Calling Bally’s 2Q23 performance “reasonable,” Santarelli observed that only the international-interactive division delivered more than forecast, while casinos and domestic interactive lagged. He was pleased, he said, by management sticking to its previous revenue guidance. “That being said, the Casino segment fell short of forecasts, given weaker top line performance, and weaker margins.
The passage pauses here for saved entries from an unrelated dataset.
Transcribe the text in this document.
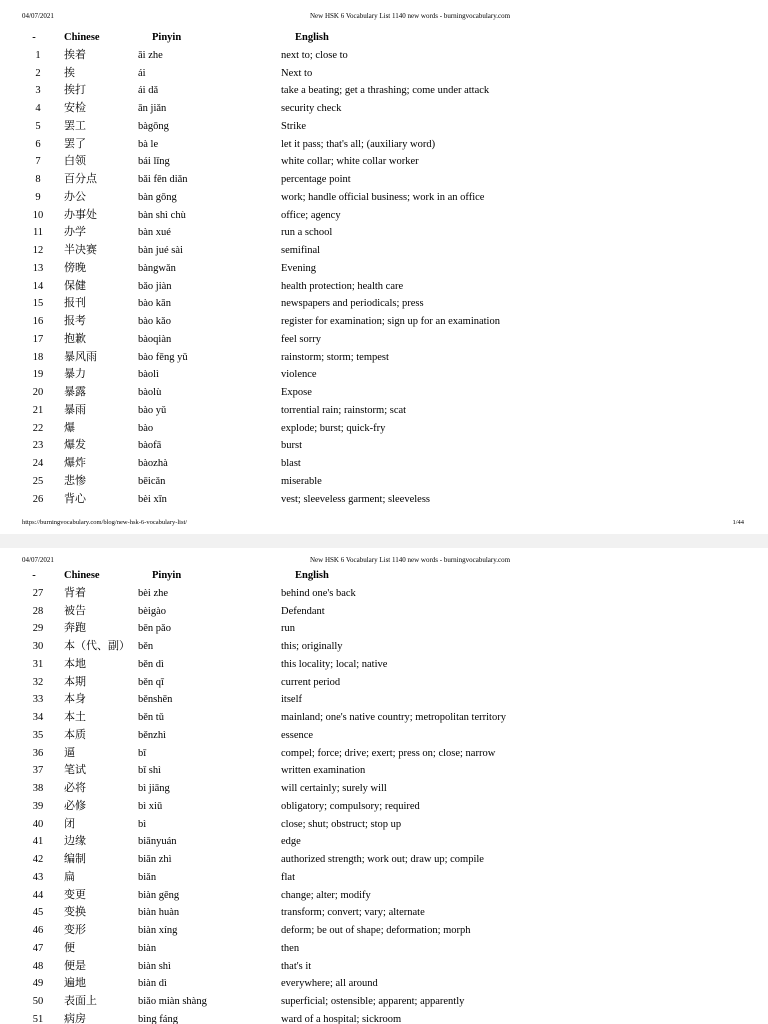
04/07/2021	New HSK 6 Vocabulary List 1140 new words - burningvocabulary.com
-	Chinese	Pinyin	English
1	挨着	āi zhe	next to; close to
2	挨	ái	Next to
3	挨打	ái dǎ	take a beating; get a thrashing; come under attack
4	安检	ān jiǎn	security check
5	罢工	bàgōng	Strike
6	罢了	bà le	let it pass; that's all; (auxiliary word)
7	白领	bái lǐng	white collar; white collar worker
8	百分点	bǎi fēn diǎn	percentage point
9	办公	bàn gōng	work; handle official business; work in an office
10	办事处	bàn shì chù	office; agency
11	办学	bàn xué	run a school
12	半决赛	bàn jué sài	semifinal
13	傍晚	bàngwǎn	Evening
14	保健	bǎo jiàn	health protection; health care
15	报刊	bào kān	newspapers and periodicals; press
16	报考	bào kǎo	register for examination; sign up for an examination
17	抱歉	bàoqiàn	feel sorry
18	暴风雨	bào fēng yǔ	rainstorm; storm; tempest
19	暴力	bàolì	violence
20	暴露	bàolù	Expose
21	暴雨	bào yǔ	torrential rain; rainstorm; scat
22	爆	bào	explode; burst; quick-fry
23	爆发	bàofā	burst
24	爆炸	bàozhà	blast
25	悲惨	bēicǎn	miserable
26	背心	bèi xīn	vest; sleeveless garment; sleeveless
https://burningvocabulary.com/blog/new-hsk-6-vocabulary-list/	1/44
04/07/2021	New HSK 6 Vocabulary List 1140 new words - burningvocabulary.com
-	Chinese	Pinyin	English
27	背着	bèi zhe	behind one's back
28	被告	bèigào	Defendant
29	奔跑	bēn pǎo	run
30	本（代、副） běn	this; originally
31	本地	běn dì	this locality; local; native
32	本期	běn qī	current period
33	本身	běnshēn	itself
34	本土	běn tǔ	mainland; one's native country; metropolitan territory
35	本质	běnzhì	essence
36	逼	bī	compel; force; drive; exert; press on; close; narrow
37	笔试	bǐ shì	written examination
38	必将	bì jiāng	will certainly; surely will
39	必修	bì xiū	obligatory; compulsory; required
40	闭	bì	close; shut; obstruct; stop up
41	边缘	biānyuán	edge
42	编制	biān zhì	authorized strength; work out; draw up; compile
43	扁	biǎn	flat
44	变更	biàn gēng	change; alter; modify
45	变换	biàn huàn	transform; convert; vary; alternate
46	变形	biàn xíng	deform; be out of shape; deformation; morph
47	便	biàn	then
48	便是	biàn shì	that's it
49	遍地	biàn dì	everywhere; all around
50	表面上	biǎo miàn shàng	superficial; ostensible; apparent; apparently
51	病房	bìng fáng	ward of a hospital; sickroom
In addition, management noted that the North American Interactive segment would now lose $50-60 mm in adjusted EBITDAR in 2023, versus the $40-50 mm in losses in the prior guidance,” Santarelli continued.
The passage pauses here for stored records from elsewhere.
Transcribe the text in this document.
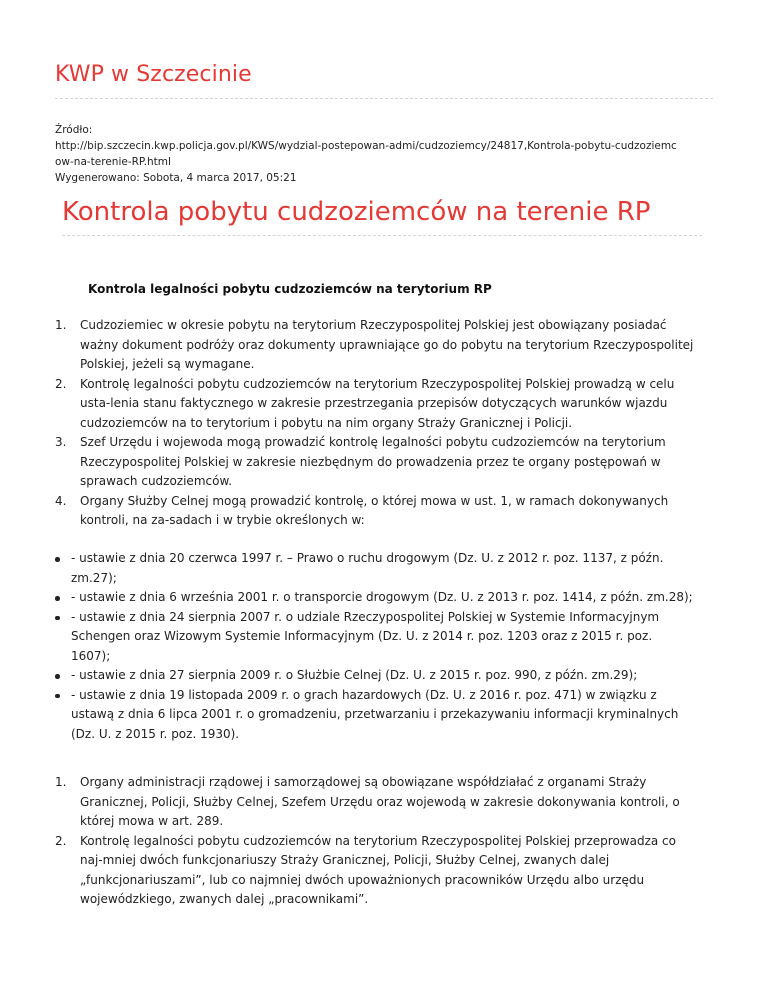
KWP w Szczecinie
Źródło:
http://bip.szczecin.kwp.policja.gov.pl/KWS/wydzial-postepowan-admi/cudzoziemcy/24817,Kontrola-pobytu-cudzoziemc
ow-na-terenie-RP.html
Wygenerowano: Sobota, 4 marca 2017, 05:21
Kontrola pobytu cudzoziemców na terenie RP
Kontrola legalności pobytu cudzoziemców na terytorium RP
1. Cudzoziemiec w okresie pobytu na terytorium Rzeczypospolitej Polskiej jest obowiązany posiadać ważny dokument podróży oraz dokumenty uprawniające go do pobytu na terytorium Rzeczypospolitej Polskiej, jeżeli są wymagane.
2. Kontrolę legalności pobytu cudzoziemców na terytorium Rzeczypospolitej Polskiej prowadzą w celu usta-lenia stanu faktycznego w zakresie przestrzegania przepisów dotyczących warunków wjazdu cudzoziemców na to terytorium i pobytu na nim organy Straży Granicznej i Policji.
3. Szef Urzędu i wojewoda mogą prowadzić kontrolę legalności pobytu cudzoziemców na terytorium Rzeczypospolitej Polskiej w zakresie niezbędnym do prowadzenia przez te organy postępowań w sprawach cudzoziemców.
4. Organy Służby Celnej mogą prowadzić kontrolę, o której mowa w ust. 1, w ramach dokonywanych kontroli, na za-sadach i w trybie określonych w:
- ustawie z dnia 20 czerwca 1997 r. – Prawo o ruchu drogowym (Dz. U. z 2012 r. poz. 1137, z późn. zm.27);
- ustawie z dnia 6 września 2001 r. o transporcie drogowym (Dz. U. z 2013 r. poz. 1414, z późn. zm.28);
- ustawie z dnia 24 sierpnia 2007 r. o udziale Rzeczypospolitej Polskiej w Systemie Informacyjnym Schengen oraz Wizowym Systemie Informacyjnym (Dz. U. z 2014 r. poz. 1203 oraz z 2015 r. poz. 1607);
- ustawie z dnia 27 sierpnia 2009 r. o Służbie Celnej (Dz. U. z 2015 r. poz. 990, z późn. zm.29);
- ustawie z dnia 19 listopada 2009 r. o grach hazardowych (Dz. U. z 2016 r. poz. 471) w związku z ustawą z dnia 6 lipca 2001 r. o gromadzeniu, przetwarzaniu i przekazywaniu informacji kryminalnych (Dz. U. z 2015 r. poz. 1930).
1. Organy administracji rządowej i samorządowej są obowiązane współdziałać z organami Straży Granicznej, Policji, Służby Celnej, Szefem Urzędu oraz wojewodą w zakresie dokonywania kontroli, o której mowa w art. 289.
2. Kontrolę legalności pobytu cudzoziemców na terytorium Rzeczypospolitej Polskiej przeprowadza co naj-mniej dwóch funkcjonariuszy Straży Granicznej, Policji, Służby Celnej, zwanych dalej „funkcjonariuszami”, lub co najmniej dwóch upoważnionych pracowników Urzędu albo urzędu wojewódzkiego, zwanych dalej „pracownikami”.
Photo: John Patrick Ross, courtesy of Shutterstock

Also Bally’s execs seemed surprised by $10 million in expenses related to their Pennsylvania debut and move of BallyBet to a Kambi platform, “something we would have imagined had been previously contemplated. Lastly, while the International Interactive segment performed well in the period, we cant help but question the decision to remove nearly all of the disclosure around the geographic performance within the segment. Over time, when it comes to gaming, the removal of KPI’s from reporting, tends to prove foreboding.”

The analyst predicted that Bally’s casinos would continue to struggle in Atlantic City, in Evansville and at the Tropicana Las Vegas. Offsetting this would be the opening of the temporary Chicago casino at Medinah Temple next month. And he expected to domestic-interactive performance to experience rough sledding, “with cost mitigation likely being the focal point.” Leery of that aforementioned debt load, Santarelli shaved two dollars from his price target, to $15/share, keeping a “Hold” on it. Interestingly, CEO Robeson Reeves is (sensibly) repositioning Bally’s from its obsession with sports betting, which he calls “a funnel” to Internet casinos, where the real money is to be found.
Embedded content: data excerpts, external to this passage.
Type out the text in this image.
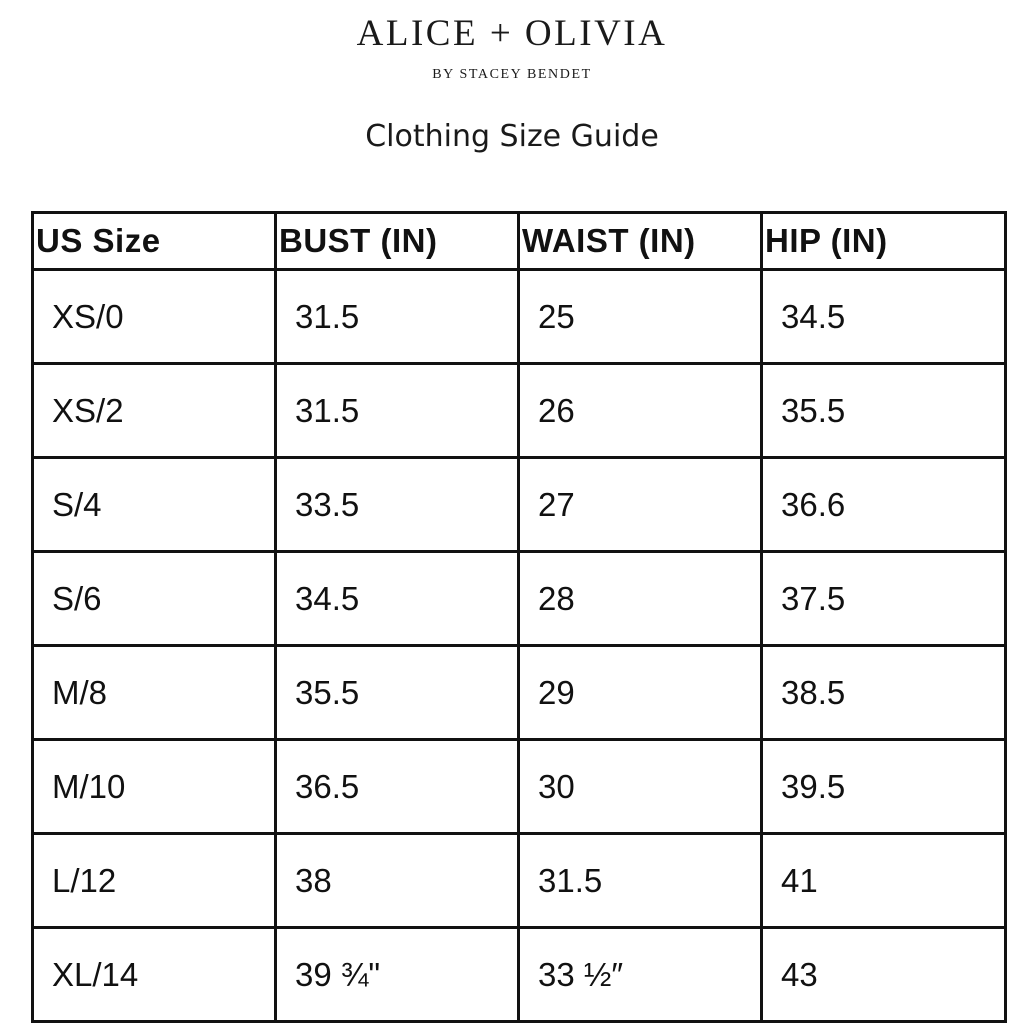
ALICE + OLIVIA
BY STACEY BENDET
Clothing Size Guide
US Size	BUST (IN)	WAIST (IN)	HIP (IN)
XS/0	31.5	25	34.5
XS/2	31.5	26	35.5
S/4	33.5	27	36.6
S/6	34.5	28	37.5
M/8	35.5	29	38.5
M/10	36.5	30	39.5
L/12	38	31.5	41
XL/14	39 ¾"	33 ½″	43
Jottings: First it was a movie, now it’s a club experience—in more ways than one. Swingers, coming to Mandalay Bay, is a planned, miniature-golf experience with no fewer than five courses. Unfortunately, it’s more than a year away … Although county commissioners could still ram it through, a proposed Cordish Gaming casino in Rockingham County is drawing stiff opposition. Admittedly, it was somewhat of a stacked deck at one recent get-together, which doubled as an opportunity for two North Carolina GOP candidates to indulge in some anti-casino posturing … A construction boom in Macao will bring 3,732 hotel rooms on line. Mostly clumped in the old part of the city, the nine hotels will include new product from Galaxy Entertainment … The racing oval at WarHorse Casino in Nebraska hasn’t even been finished and already a casino expansion is afoot, doubling the gaming floor. 900 gaming positions will be added, divided between slots and tables … U.S. hotels are averaging 73% occupancy this year, much better than that in Las Vegas. That’s the highest level since 2019. What was that about an inescapable recession?

Quote of the Day: “The Great Casino Value Proposition has been diluted almost into oblivion and the game has become one of maximizing profits at every conceivable cash register, even ones that didn’t used to exist, like the entrances to parking garages. Yes, the casinos have exhibited serious chutzpah to lean so hard into this extreme value-reducing formula, but they’ve been aided and abetted by the ignorance and/or indifference of their customers.”—casino consultant Dennis Conrad.